Removing Unnecessary Indexes
Index maintenance requires lots of CPU and I/O. Every time we insert data into a database, SQL Server also needs to update the indexes, so it is better to remove them if they are not used.
SQL Server Installation And Database Setup
When setting up a database, we need to keep data and log files separately. The main reason for this is that writing and accessing data files is not sequential, whereas writing and accessing log files is sequential. If we put them on the same drive we can’t use them in an optimized way.
Don’t Overload SQL Server
The primary task of any database administrator is to make sure the production server runs smoothly and serves customers as well as possible.

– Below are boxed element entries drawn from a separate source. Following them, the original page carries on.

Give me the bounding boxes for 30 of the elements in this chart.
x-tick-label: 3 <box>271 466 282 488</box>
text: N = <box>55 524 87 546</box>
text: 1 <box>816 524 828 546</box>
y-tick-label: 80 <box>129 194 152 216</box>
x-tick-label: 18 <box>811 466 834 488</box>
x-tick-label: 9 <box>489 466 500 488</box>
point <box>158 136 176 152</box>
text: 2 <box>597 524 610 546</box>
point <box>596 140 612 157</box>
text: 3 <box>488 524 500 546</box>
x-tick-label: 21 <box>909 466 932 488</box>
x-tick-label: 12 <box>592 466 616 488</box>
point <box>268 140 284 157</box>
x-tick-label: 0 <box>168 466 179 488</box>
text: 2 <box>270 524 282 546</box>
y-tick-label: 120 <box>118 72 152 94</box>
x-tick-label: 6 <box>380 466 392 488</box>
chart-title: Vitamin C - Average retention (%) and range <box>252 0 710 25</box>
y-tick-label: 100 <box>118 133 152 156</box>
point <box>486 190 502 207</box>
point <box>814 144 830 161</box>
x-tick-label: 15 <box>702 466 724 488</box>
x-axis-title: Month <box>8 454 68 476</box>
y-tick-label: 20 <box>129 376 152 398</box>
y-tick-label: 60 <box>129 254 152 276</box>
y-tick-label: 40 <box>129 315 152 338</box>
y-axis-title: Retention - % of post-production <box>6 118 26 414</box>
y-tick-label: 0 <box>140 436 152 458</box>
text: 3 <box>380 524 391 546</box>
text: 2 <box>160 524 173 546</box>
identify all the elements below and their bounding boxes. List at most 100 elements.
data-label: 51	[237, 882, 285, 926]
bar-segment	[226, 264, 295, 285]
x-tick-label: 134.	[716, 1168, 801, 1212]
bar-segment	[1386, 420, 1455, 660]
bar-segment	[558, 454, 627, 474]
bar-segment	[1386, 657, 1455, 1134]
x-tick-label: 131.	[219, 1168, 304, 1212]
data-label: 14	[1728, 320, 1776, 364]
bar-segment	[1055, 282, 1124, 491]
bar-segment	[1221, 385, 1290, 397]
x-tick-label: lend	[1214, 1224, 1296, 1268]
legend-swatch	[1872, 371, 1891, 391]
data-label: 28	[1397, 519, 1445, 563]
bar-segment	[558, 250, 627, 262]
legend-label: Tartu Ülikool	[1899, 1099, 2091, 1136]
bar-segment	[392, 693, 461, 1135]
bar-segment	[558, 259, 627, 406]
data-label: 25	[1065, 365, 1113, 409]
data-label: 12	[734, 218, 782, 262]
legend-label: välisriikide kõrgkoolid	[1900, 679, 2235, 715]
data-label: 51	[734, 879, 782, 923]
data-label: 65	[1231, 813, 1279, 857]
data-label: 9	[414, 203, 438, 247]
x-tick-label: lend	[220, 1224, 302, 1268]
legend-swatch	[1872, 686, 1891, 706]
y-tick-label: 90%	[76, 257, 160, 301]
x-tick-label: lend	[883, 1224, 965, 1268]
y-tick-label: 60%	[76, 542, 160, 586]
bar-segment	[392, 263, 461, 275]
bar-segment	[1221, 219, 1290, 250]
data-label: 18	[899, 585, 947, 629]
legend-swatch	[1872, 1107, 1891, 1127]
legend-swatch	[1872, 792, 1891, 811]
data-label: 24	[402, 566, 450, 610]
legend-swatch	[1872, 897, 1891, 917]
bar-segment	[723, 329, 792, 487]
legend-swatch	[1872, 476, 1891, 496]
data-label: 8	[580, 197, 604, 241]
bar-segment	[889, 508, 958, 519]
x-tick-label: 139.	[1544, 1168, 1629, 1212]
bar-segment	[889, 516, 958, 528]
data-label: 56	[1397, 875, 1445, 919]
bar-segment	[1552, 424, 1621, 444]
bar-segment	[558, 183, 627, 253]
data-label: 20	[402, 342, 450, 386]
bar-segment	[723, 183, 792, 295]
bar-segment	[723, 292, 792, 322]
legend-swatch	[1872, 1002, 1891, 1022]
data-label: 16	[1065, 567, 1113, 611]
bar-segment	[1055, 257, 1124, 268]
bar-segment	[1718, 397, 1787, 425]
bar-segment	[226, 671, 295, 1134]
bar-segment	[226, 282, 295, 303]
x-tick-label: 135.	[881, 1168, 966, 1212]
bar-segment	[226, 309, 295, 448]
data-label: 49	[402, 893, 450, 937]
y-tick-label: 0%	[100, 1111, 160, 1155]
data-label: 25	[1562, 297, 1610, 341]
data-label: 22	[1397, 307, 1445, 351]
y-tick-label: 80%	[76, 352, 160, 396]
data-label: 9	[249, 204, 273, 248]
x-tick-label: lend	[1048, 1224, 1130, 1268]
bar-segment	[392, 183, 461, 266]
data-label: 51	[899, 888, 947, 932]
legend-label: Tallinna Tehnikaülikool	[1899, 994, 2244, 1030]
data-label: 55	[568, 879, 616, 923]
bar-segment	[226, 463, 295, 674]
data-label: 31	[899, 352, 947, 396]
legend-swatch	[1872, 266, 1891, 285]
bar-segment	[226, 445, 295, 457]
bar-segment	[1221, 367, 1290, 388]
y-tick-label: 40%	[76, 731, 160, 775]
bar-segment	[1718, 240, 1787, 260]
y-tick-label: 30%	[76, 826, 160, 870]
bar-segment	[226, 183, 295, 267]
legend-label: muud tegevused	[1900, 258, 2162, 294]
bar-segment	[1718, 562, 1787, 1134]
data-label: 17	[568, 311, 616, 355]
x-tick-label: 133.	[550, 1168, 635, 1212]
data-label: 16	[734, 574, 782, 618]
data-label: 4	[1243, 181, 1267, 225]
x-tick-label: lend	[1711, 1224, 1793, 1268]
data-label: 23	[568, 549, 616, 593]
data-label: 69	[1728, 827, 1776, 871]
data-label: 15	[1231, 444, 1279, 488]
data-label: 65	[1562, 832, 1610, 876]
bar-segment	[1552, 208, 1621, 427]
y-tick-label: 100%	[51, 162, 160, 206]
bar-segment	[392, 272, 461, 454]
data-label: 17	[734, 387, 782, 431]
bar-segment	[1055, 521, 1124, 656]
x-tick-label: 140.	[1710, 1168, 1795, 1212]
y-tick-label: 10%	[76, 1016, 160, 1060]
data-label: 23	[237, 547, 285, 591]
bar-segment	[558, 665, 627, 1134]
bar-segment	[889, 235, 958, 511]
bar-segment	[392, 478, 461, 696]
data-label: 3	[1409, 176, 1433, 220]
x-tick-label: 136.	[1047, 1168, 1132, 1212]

To make this happen we need to maintain separate databases (if possible, on separate machines) for the following environments:
For a production database we need a database with full recovery mode, and for other databases, a simple recovery mode is enough.
Testing on a production database will put lots of load on the transaction log, indexes, CPU and I/O. That’s why we need to use separate databases for production, development, testing and analyzing. If possible, use separate machines for each database, because it will decrease the load on the CPU and I/O.
Log file needs to have enough free space for normal operations because an autogrow operation on a log file is time-consuming and could force other operations to wait until it is completed.
The best way to set up tempdb is to put it on separate disk. We need to keep the initial size as big as we can afford because when it reaches an autogrow situation, performance will decrease.